Historic Land Protection by the Ala Kahakai National Historic Trail

The people of Hawai‘i will forever be able walk the path of South Kona’s ancestors, thanks to the purchase and protection of the 59‐acre Kauleolī fishing village by The Trust for Public Land, the National Park Service’s Ala Kahakai National Historic Trail, and lineal descendants of the area. This is the first historic site to be purchased and conserved by the Ala Kahakai National Historic Trail, a unit of the National Park Service.

The cornerstone purchase extends public access and protection for the half mile section of the trail through Kauleolī and the cultural sites on the makai side of the trail, ensuring the continuation of the stories and traditions of this treasured South Kona landscape. Kauleolī connects to the southern border of Pu‘uhonua O Hōnaunau National Historical Park at the ancient fishing village of Ki‘ilae (added to the Park in 2006 with assistance from The Trust for Public Land). Funding for the $3,500,000 purchase was provided by the federal Land & Water Conservation Fund (LWCF) through the National Rivers & Trails Initiative.

“The deeply rooted ‘ohana of Kauleolī and the neighboring ahupua‘a drove this purchase to forever protect Kauleolī, and I’m proud that this effort is in line with the descendant‐led strategic plan for the trail,” said Dennis Hart, President of the Ala Kahakai Trail Association and Kauleolī descendant. The Ala Kahakai Trail Association, a non‐profit Native Hawaiian Organization, was established to ensure that the Ala Kahakai National Historic Trail is well connected to the community, that Hawaiian values are practiced to foster collaborative partnerships, and to provide guidance for the work of managing and sustaining the trail in perpetuity.

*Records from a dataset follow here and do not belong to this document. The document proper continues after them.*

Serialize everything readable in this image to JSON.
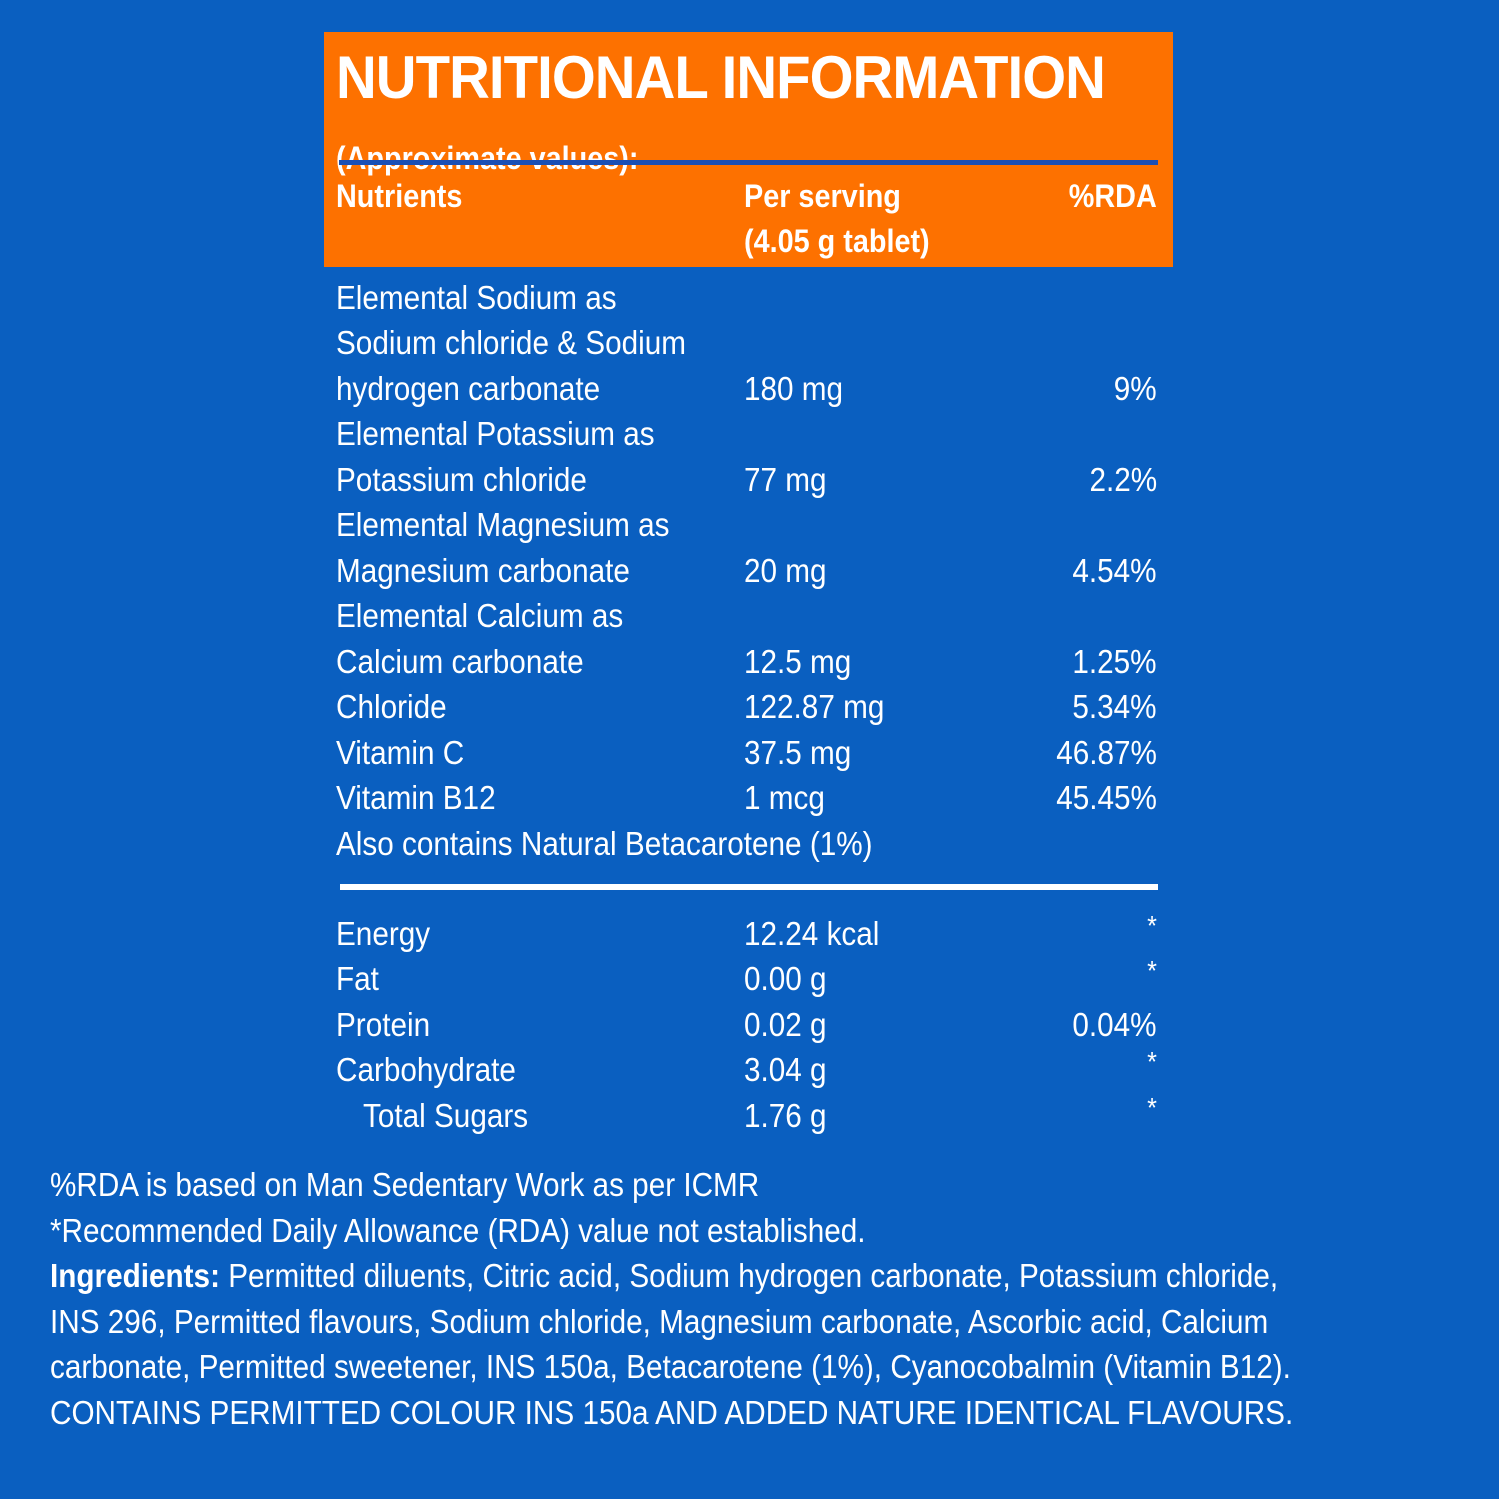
{
  "header": {
    "title": "NUTRITIONAL INFORMATION",
    "subtitle": "(Approximate values):",
    "col_nutrients": "Nutrients",
    "col_serving_1": "Per serving",
    "col_serving_2": "(4.05 g tablet)",
    "col_rda": "%RDA"
  },
  "rows": [
    {
      "nutrient": "Elemental Sodium as",
      "amount": "",
      "rda": ""
    },
    {
      "nutrient": "Sodium chloride & Sodium",
      "amount": "",
      "rda": ""
    },
    {
      "nutrient": "hydrogen carbonate",
      "amount": "180 mg",
      "rda": "9%"
    },
    {
      "nutrient": "Elemental Potassium as",
      "amount": "",
      "rda": ""
    },
    {
      "nutrient": "Potassium chloride",
      "amount": "77 mg",
      "rda": "2.2%"
    },
    {
      "nutrient": "Elemental Magnesium as",
      "amount": "",
      "rda": ""
    },
    {
      "nutrient": "Magnesium carbonate",
      "amount": "20 mg",
      "rda": "4.54%"
    },
    {
      "nutrient": "Elemental Calcium as",
      "amount": "",
      "rda": ""
    },
    {
      "nutrient": "Calcium carbonate",
      "amount": "12.5 mg",
      "rda": "1.25%"
    },
    {
      "nutrient": "Chloride",
      "amount": "122.87 mg",
      "rda": "5.34%"
    },
    {
      "nutrient": "Vitamin C",
      "amount": "37.5 mg",
      "rda": "46.87%"
    },
    {
      "nutrient": "Vitamin B12",
      "amount": "1 mcg",
      "rda": "45.45%"
    },
    {
      "nutrient": "Also contains Natural Betacarotene (1%)",
      "amount": "",
      "rda": ""
    }
  ],
  "energy_rows": [
    {
      "nutrient": "Energy",
      "amount": "12.24 kcal",
      "rda": "*"
    },
    {
      "nutrient": "Fat",
      "amount": "0.00 g",
      "rda": "*"
    },
    {
      "nutrient": "Protein",
      "amount": "0.02 g",
      "rda": "0.04%"
    },
    {
      "nutrient": "Carbohydrate",
      "amount": "3.04 g",
      "rda": "*"
    },
    {
      "nutrient": "Total Sugars",
      "amount": "1.76 g",
      "rda": "*"
    }
  ],
  "footer": {
    "rda_note": "%RDA is based on Man Sedentary Work as per ICMR",
    "rda_not_established": "*Recommended Daily Allowance (RDA) value not established.",
    "ingredients_label": "Ingredients:",
    "ingredients_line1": " Permitted diluents, Citric acid, Sodium hydrogen carbonate, Potassium chloride,",
    "ingredients_line2": "INS 296, Permitted flavours, Sodium chloride, Magnesium carbonate, Ascorbic acid, Calcium",
    "ingredients_line3": "carbonate, Permitted sweetener, INS 150a, Betacarotene (1%), Cyanocobalmin (Vitamin B12).",
    "contains_note": "CONTAINS PERMITTED COLOUR INS 150a AND ADDED NATURE IDENTICAL FLAVOURS."
  },
  "colors": {
    "background": "#0a5fc0",
    "header_orange": "#fd7100",
    "text": "#ffffff"
  }
}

The trail, also known as the Alanui Aupuni (old Government Road), King’s Trail, or Ala Loa (long path) once encircled the entire island. The historic King’s Trail connects to inland paths providing mauka to makai access, and creates a network of trails that connect communities and cultural sites. The Ala Kahakai National Historic Trail unit of the National Park Service is focused on preserving and interpreting a 175‐mile corridor of the trail from ‘Upolu Point on Hawai‘i Island’s northern tip down the Kona Coast and around South Point to the eastern boundary of Hawai‘i Volcanoes National Park in Puna.

The property includes a well preserved section of the trail with intricately fitted stone pavers and traditional dryset stone walls bordering its sides, the entire half‐mile shoreline of the Kauleolī ahupua‘a (land division), and numerous ancient sites such as Hawaiian house platforms, traditional agriculture areas, and salt making ponds.

Safeguarding Kauleolī also protects crucial habitat for threatened and endemic species such as green sea turtles, migrating humpback whales, ‘ōpae ‘ula and the orangeblack Hawaiian damselfly that live in unique pools formed in lava basins on the shore. “I wish to thank the descendants of Kauleolī and neighboring ahupua‘a for their trust, confidence and for urging the NPS to acquire this land for the public. We’re now looking forward to the creation of a model for community‐based management at Kauleolī and invite all interested to participate in a planning process to restore the cultural landscape by reconnecting and enhancing the connections of descendants in a manner that is authentic and inclusive of all in the community. Special thanks to The Trust for Public Land for their steadfast assistance with the purchase. What a great way to celebrate the 100th Anniversary of the National Park Service along with celebrating this historic acquisition,” said Aric Arakaki, Superintendent for the Ala Kahakai National Historic Trail.

The Trust for Public Land began discussing preservation with the landowner Tom Pace in 2010 to provide Mr. Pace with the option to conserve Kauleolī as an alternative to development. “We work with local and Native Hawaiian communities to protect the places that are most important to their identity. Permanently protecting Kauleolī and removing the development threat allows descendants to reconnect in meaningful ways – they can literally walk the path of their ancestors. Kauleolī’s permanent protection also allows the general public to experience and appreciate the mastery of traditional Hawaiian drystack masons and the rich history and stories of South Kona,” reflected Laura Kaakua, Native Lands Project Manager for The Trust for Public Land.